Abstract
Ron C. Gaba1,2, Lobna Elkhadragy1, F. Edward Boas3, Sulalita Chaki4, Hanna H. Chen1, Mohammed El-Kebir5, Kelly D. Garcia6, Eileena F. Giurini1, Grace Guzman2, Francesca V. LoBianco7, Mario F. Neto1, Jordan L. Newson1, Aisha Qazi4, Maureen Regan8, Lauretta A. Rund4, Regina M. Schwind1, Matthew C. Stewart9, Faith M. Thomas4, Herbert E. Whiteley9, Jiaqi Wu5, Lawrence B. Schook1,4,10 and Kyle M. Schachtschneider1,8,10
1 Department of Radiology, University of Illinois at Chicago, Chicago, IL, USA
2 Department of Pathology, University of Illinois at Chicago, Chicago, IL, USA
3 Department of Radiology, Memorial Sloan Kettering Cancer Center, New York City, NY, USA
4 Department of Animal Sciences, University of Illinois at Urbana-Champaign, Urbana, IL, USA
5 Department of Computer Sciences, University of Illinois at Urbana-Champaign, Urbana, IL, USA
6 Biological Resources Laboratory, University of Illinois at Chicago, Chicago, IL, USA
7 College of Medicine, University of Arkansas for Medical Sciences, Little Rock, AR, USA
8 Department of Biochemistry and Molecular Genetics, University of Illinois at Chicago, Chicago, IL, USA
9 College of Veterinary Medicine, University of Illinois at Urbana-Champaign, Urbana, IL, USA
10 National Center for Supercomputing Applications, University of Illinois at Urbana-Champaign, Urbana, IL, USA
Correspondence to:
Kyle M. Schachtschneider, | email: | kschach2@uic.edu |
Keywords: liver cancer; transgenic pigs; large animal model; interventional radiology; personalized medicine
Received: April 13, 2020 Accepted: June 01, 2020 Published: July 14, 2020
ABSTRACT
Hepatocellular carcinoma (HCC) is the second leading cause of cancer-related death worldwide.
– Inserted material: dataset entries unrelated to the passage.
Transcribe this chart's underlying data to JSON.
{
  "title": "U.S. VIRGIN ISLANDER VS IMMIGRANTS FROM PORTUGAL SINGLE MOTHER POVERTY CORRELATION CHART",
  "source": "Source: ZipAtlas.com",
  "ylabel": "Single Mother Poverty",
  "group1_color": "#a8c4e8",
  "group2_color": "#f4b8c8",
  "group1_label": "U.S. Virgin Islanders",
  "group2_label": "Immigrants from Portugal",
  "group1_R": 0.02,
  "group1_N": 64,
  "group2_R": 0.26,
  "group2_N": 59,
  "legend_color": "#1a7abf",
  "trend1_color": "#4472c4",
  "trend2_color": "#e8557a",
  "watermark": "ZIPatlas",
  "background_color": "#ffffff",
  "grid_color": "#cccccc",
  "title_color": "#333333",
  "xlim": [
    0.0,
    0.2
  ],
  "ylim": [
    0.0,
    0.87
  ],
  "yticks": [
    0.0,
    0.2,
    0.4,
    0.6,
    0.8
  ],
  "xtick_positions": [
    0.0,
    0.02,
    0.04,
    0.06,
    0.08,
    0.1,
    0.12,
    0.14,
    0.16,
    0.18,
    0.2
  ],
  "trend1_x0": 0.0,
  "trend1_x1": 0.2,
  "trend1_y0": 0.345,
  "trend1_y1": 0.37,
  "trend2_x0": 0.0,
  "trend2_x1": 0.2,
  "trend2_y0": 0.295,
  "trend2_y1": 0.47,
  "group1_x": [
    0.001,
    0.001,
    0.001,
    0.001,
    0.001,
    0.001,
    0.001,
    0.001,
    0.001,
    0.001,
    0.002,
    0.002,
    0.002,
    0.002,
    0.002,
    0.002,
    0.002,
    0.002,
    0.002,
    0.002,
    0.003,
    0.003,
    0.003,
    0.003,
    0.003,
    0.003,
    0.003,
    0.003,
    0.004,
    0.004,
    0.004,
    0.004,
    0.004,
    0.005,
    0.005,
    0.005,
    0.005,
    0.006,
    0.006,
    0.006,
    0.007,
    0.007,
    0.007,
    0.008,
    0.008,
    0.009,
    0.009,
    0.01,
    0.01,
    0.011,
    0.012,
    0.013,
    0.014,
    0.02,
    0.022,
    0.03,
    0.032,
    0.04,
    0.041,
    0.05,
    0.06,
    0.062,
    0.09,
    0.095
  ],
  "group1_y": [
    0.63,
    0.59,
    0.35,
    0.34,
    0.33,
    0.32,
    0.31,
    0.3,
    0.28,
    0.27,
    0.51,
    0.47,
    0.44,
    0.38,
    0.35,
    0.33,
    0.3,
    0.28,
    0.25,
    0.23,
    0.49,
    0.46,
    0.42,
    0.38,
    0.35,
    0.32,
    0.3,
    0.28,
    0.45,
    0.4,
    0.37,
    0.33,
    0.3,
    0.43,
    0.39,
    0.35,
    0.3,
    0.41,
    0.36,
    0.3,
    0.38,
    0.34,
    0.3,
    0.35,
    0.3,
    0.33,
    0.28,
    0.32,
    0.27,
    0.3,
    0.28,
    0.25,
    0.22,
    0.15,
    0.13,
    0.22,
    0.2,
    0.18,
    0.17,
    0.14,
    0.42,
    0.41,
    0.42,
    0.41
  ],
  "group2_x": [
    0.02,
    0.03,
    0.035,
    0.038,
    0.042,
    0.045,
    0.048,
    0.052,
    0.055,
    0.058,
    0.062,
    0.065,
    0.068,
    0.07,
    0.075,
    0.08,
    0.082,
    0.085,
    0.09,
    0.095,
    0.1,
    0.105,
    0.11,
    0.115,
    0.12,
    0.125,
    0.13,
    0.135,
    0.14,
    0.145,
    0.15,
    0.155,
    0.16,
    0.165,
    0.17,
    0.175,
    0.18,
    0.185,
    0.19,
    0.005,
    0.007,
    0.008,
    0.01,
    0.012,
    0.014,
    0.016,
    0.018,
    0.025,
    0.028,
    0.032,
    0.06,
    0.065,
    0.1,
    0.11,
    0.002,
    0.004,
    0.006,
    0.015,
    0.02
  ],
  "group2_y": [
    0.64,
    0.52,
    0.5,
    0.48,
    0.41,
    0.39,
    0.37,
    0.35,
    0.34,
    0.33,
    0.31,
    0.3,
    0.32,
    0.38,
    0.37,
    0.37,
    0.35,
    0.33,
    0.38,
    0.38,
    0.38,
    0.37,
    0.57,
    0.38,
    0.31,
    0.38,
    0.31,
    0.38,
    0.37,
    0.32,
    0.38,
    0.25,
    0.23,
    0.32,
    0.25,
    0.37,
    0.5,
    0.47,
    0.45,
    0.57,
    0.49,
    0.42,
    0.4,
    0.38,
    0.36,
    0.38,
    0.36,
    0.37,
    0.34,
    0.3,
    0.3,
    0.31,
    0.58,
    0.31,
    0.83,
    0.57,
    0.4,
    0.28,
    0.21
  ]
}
New animal models that faithfully recapitulate human HCC phenotypes are required to address unmet clinical needs and advance standard-of-care therapeutics. This study utilized the Oncopig Cancer Model to develop a translational porcine HCC model which can serve as a bridge between murine studies and human clinical practice. Reliable development of Oncopig HCC cell lines was demonstrated through hepatocyte isolation and Cre recombinase exposure across 15 Oncopigs. Oncopig and human HCC cell lines displayed similar cell cycle lengths, alpha-fetoprotein production, arginase-1 staining, chemosusceptibility, and drug metabolizing enzyme expression. The ability of Oncopig HCC cells to consistently produce tumors in vivo was confirmed via subcutaneous (SQ) injection into immunodeficient mice and Oncopigs. Reproducible development of intrahepatic tumors in an alcohol-induced fibrotic microenvironment was achieved via engraftment of SQ tumors into fibrotic Oncopig livers. Whole-genome sequencing demontrated intrahepatic tumor tissue resembled human HCC at the genomic level. Finally, Oncopig HCC cells are amenable to gene editing for development of personalized HCC tumors. This study provides a novel, clinically-relevant porcine HCC model which holds great promise for improving HCC outcomes through testing of novel therapeutic approaches to accelerate and enhance clinical trials.